Lithunia intends to introduce the use of the euro as an official currency on January 1, 2007, where it will be used alongside the litas until January 15. From January 15, the euro would become the only official means of payment.
Lithuania joined the European Union in 2004, and like the other new member states, it is obliged to adopt the euro when it is ready. However, in order to adopt the euro, a country must be part of the EU’s Exchange Rate Mechanism II (ERM II) for at least two years. During that time, the currency must not fluctuate more than 2.25% in relation to the euro. Additionally, the budget deficit should be under 3% of gross domestic product.
Lithunia became part of ERM II in June 2004, meaning that the earliest it could join the euro would be in June 2006. However, its target is 2007, which, at the present moment, seems to be achievable, considering the country’s low inflation and budget deficit. The litas has been pegged to the euro, since February 2002, at a rate of 1 euro = 3.45 litas.
So far, only 12 out of the 25 members of the European Union have adoped the euro. However, in the next decade, it is expected that most, if not all, of the ten new member states will adopt the currency.
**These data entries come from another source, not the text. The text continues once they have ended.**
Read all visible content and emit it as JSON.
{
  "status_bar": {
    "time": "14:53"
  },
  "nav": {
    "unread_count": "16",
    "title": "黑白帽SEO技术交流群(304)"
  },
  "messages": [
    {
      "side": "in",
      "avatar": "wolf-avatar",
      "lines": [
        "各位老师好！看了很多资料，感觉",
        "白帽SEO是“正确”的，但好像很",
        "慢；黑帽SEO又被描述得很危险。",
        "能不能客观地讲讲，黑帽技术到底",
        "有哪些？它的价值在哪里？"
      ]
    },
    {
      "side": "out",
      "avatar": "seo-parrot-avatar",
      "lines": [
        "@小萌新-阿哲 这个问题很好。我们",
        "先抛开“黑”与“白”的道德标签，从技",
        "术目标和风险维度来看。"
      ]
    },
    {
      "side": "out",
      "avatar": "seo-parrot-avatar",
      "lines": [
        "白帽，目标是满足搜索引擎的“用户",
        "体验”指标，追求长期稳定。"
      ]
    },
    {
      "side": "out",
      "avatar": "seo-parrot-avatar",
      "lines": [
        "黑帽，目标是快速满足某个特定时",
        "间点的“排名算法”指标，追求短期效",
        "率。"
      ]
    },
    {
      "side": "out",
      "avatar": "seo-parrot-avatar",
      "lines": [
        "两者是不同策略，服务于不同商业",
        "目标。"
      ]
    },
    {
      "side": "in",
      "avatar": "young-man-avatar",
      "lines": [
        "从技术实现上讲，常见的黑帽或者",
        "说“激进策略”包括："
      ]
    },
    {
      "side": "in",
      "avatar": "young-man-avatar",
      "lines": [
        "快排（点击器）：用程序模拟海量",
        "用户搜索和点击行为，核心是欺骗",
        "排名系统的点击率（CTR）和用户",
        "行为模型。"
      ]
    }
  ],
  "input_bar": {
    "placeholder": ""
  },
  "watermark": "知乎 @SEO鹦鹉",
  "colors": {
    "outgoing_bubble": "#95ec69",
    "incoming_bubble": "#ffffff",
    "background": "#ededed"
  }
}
Lithuania is expected to be the first to adopt the currency, in 2007. Estonia and Slovenia, which are the only other new member states that are part of ERM II, are also expected to join the common currency at this time.
Larger countries like Hungary, Czechia and Poland, which are not yet part of ERM II, may have to wait until 2010 at least, due to their large budget deficits.
Lithuania has been one of the most enthusiastic new member states concerning European integration. Besides its early adoption of the euro, it was the first country in the EU to ratify the European Constitution.